# Pandit Pran Nath



## Morimur

*MELA Foundation*
Excerpt taken from: http://www.melafoundation.org/ppn.htm

*Pandit Pran Nath (1918 - 1996)*

Born to a cultured family in Lahore, Pran Nath grew up in an atmosphere of live performances of the masters of traditional vocal music. Illustrious musicians were invited by his grandfather to perform at their family home every evening. He was singing by the age of six and before long decided, against his mother's wishes, to devote his life to music. He left home at age thirteen and studied for twenty years as a disciple of Ustad Abdul Wahid Khan, the foremost master of the Kirana gharana, which descends from Gopal Nayak (ca. 1300), and is also known as the style of Krishna. Pran Nath's performances on All India Radio since 1937 and at Music Conferences throughout India established his reputation as a leading interpreter of Kirana style with an exceptional knowledge of traditional compositions and the delineation of raga.

His uncompromising adherence to the authentic rendering of the traditional ragas and his unwillingness to change his style to meet modern tastes for rhythmic and popular elements contributed to his reputation as a "musician's musician" credited with a voluminous knowledge of hundreds of ragas and several times as many compositions. Many well known professional singers, including Nazakat and Salamat Ali Khan and Bhimsen Joshi, came to him to perfect their understanding of particular ragas. From 1960 through 1970 he taught the advanced classes in Hindustani vocal music at Delhi University.

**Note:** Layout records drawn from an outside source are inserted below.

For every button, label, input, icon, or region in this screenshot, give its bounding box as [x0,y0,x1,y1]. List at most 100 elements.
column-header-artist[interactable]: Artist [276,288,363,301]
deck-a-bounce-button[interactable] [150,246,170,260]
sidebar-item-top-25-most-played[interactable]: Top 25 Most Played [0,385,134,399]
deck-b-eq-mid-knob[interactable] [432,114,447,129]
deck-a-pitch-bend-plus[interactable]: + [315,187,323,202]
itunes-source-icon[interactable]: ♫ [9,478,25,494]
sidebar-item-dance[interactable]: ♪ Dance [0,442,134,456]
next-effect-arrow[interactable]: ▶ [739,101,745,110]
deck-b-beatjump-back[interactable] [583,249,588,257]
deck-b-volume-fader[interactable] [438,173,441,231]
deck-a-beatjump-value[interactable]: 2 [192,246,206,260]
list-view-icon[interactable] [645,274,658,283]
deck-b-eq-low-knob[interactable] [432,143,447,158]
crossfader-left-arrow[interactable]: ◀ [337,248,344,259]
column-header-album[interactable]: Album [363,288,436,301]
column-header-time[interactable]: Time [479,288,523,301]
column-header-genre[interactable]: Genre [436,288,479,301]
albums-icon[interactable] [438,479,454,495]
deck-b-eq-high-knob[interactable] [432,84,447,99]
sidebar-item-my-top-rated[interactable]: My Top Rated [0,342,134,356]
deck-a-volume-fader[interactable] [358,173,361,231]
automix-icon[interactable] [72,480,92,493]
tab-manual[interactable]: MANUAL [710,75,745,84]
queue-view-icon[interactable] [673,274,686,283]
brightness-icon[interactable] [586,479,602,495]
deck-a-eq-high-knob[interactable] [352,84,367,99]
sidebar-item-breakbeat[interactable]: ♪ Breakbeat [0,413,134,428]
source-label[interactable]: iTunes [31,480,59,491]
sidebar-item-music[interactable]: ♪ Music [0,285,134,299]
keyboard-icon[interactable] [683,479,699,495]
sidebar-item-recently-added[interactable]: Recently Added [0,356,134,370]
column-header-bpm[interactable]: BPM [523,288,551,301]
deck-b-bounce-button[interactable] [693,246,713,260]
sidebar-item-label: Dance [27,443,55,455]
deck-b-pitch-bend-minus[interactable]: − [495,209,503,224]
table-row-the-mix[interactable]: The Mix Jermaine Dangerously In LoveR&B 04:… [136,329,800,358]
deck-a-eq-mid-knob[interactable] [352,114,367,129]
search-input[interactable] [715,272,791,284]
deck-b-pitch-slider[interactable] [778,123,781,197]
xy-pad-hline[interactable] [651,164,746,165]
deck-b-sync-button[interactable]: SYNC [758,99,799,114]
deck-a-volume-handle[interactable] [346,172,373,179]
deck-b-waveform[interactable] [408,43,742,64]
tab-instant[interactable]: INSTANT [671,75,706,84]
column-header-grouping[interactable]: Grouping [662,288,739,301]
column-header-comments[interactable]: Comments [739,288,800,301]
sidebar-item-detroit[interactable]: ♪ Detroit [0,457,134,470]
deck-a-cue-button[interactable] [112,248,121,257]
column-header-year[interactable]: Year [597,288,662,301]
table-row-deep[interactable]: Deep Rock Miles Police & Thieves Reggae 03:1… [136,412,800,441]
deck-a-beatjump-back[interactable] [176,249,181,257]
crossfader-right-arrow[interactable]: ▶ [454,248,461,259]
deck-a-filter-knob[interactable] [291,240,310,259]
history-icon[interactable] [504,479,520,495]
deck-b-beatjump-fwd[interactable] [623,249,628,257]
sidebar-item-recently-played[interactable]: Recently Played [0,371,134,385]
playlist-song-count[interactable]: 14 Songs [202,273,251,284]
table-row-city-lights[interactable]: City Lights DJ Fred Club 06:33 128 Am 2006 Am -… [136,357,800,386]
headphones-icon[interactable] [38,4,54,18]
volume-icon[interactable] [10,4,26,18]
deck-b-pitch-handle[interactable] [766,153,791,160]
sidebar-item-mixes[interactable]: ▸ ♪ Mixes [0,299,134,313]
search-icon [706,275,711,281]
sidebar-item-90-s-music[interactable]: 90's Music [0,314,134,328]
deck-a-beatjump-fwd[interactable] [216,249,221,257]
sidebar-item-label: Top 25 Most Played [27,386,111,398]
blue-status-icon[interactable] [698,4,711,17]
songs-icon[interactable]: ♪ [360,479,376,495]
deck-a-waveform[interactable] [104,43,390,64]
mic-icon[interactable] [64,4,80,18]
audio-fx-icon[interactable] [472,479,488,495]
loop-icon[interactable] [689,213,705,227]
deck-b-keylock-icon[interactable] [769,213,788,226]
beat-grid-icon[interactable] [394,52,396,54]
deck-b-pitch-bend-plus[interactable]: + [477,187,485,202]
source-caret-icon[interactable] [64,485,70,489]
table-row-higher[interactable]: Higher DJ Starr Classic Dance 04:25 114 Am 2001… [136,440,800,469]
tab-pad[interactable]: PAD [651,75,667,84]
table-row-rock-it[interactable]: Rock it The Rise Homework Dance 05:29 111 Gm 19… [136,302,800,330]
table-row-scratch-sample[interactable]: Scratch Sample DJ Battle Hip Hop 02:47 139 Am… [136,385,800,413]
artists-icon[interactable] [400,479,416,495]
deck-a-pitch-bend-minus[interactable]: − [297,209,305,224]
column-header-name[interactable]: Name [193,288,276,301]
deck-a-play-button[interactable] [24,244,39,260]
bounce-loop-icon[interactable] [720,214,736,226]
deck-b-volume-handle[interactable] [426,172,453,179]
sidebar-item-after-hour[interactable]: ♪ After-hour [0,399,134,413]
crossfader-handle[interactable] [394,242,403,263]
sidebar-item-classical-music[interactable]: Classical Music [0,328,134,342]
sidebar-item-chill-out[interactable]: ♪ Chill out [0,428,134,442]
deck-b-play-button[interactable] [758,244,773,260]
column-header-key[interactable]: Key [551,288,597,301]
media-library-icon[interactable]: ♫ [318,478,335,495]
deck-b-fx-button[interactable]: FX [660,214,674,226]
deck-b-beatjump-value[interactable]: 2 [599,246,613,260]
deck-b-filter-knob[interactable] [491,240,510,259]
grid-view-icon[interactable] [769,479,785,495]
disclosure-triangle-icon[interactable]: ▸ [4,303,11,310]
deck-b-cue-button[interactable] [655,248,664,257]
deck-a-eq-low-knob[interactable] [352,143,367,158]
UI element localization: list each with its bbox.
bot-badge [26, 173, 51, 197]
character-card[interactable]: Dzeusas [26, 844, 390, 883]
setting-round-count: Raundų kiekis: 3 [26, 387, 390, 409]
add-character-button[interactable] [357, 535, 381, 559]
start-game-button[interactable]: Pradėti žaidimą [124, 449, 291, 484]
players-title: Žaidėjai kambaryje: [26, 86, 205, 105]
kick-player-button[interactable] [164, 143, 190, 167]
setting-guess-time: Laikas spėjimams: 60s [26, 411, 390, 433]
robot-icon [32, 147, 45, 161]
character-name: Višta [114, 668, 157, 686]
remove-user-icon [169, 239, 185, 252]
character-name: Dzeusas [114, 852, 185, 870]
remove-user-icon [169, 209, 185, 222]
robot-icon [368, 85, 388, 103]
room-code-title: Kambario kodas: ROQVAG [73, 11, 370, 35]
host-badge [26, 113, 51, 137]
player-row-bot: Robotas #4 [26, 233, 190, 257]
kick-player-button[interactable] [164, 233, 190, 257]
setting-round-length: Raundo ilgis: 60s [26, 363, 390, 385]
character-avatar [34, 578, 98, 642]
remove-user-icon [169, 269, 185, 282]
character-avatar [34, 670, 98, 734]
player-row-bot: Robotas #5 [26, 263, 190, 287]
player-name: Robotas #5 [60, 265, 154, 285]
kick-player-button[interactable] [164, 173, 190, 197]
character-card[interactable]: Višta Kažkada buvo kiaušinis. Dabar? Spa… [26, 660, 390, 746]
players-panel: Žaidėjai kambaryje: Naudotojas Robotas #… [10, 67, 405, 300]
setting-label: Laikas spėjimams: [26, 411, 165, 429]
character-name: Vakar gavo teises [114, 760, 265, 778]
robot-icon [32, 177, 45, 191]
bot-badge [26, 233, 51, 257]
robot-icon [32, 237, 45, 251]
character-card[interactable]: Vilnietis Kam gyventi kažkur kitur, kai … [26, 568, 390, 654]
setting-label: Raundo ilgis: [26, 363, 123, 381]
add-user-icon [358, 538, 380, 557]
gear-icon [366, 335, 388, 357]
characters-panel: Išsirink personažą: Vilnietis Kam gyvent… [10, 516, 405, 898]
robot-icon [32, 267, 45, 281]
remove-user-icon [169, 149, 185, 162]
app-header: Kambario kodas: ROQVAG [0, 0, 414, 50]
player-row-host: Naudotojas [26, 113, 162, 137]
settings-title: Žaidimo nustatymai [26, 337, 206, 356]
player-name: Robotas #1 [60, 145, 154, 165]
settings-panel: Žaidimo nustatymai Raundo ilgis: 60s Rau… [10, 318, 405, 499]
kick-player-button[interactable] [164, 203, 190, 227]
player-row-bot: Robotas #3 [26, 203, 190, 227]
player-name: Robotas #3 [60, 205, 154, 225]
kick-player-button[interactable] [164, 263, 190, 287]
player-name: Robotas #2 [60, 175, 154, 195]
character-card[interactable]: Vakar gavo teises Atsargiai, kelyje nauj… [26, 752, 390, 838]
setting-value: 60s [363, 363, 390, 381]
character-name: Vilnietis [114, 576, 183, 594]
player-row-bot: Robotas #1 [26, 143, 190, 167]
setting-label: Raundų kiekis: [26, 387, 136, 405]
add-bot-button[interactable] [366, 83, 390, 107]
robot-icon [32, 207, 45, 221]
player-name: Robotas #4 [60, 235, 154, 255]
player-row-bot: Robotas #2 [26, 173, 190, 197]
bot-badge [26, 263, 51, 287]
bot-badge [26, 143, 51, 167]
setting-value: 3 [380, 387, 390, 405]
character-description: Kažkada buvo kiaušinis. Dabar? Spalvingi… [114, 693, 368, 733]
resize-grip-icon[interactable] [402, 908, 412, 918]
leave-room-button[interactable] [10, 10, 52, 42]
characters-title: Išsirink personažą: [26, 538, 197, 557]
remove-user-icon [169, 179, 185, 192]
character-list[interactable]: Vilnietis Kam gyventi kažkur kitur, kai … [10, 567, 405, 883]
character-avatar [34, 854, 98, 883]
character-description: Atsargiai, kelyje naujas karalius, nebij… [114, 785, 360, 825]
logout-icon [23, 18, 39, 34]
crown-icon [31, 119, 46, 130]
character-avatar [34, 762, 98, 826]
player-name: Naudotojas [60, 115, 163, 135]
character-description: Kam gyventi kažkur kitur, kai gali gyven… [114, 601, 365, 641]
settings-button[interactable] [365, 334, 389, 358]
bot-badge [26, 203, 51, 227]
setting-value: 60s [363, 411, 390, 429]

Pandit Pran Nath's first appearance in the West in 1970 essentially introduced the vocal tradition of Hindustani classical music to the U.S. He has since performed throughout America, as well as in Germany, Italy, Scandinavia, Iran and France, becoming the most influential exponent of the Kirana style. His 1971 morning performance at Town Hall, New York City was the first concert of Morning Ragas to be presented in the U.S. Subsequently, he introduced and elaborated to Western audiences the concept of performing ragas at the proper time of day by scheduling entire series of concerts at special hours. Many students and professional musicians have come to him in America to learn about the vast system of raga and to improve their musicianship.


----------



## millionrainbows

Hey morimur! I bet I'm the only other member who has heard of Pran Nath! I had the old Douglas LP. found it in a cut-out bin. Then I got the CD.

I read about La Mont Young's discipleship with him; it was very harsh. La Mont Young must have had too big of an ego, because Pran Nath treated him like crap. Anyway, an interesting story. Young collects tambouras now.

That looks like Young on the left, playing tamboura. Above that, it looks like Terry Riley playing tabla


----------



## Morimur

millionrainbows said:


> Hey morimur! I bet I'm the only other member who has heard of Pran Nath! I had the old Douglas LP. found it in a cut-out bin. Then I got the CD.
> 
> I read about La Mont Young's discipleship with him; it was very harsh. La Mont Young must have had too big of an ego, because Pran Nath treated him like crap. Anyway, an interesting story. Young collects tambouras now.
> 
> That looks like Young on the left, playing tamboura. Above that, it looks like Terry Riley playing tabla


I don't know the story of Young's discipleship under Nath but I am sure he had a gigantic ego and probably still does, but most artists are egoists anyway. Although Young is a great composer, his singing pales in comparison to Nath's-the former's voice sounds like a little girl's when put up against his teacher's.


----------



## tortkis

millionrainbows said:


> That looks like Young on the left, playing tamboura. Above that, it looks like Terry Riley playing tabla


I have a 2-CD set _Midnight_ which includes that 1976 recording. It is mesmerizing. The performers are as following.

CD 1: 4 VIII 71 SF
Prandit Pran Nath, voice
Terry Riley, tabla
Ann Riley, tambura
Simone Forti, tambura

CD 2: 21 VIII 76 NYC
Prandit Pran Nath, voice
K. Paramjyoti, tabla
La Monte Young, tambura
Marian Zazeela, tambura


----------



## millionrainbows

I was unaware of that one. It looks interesting.


----------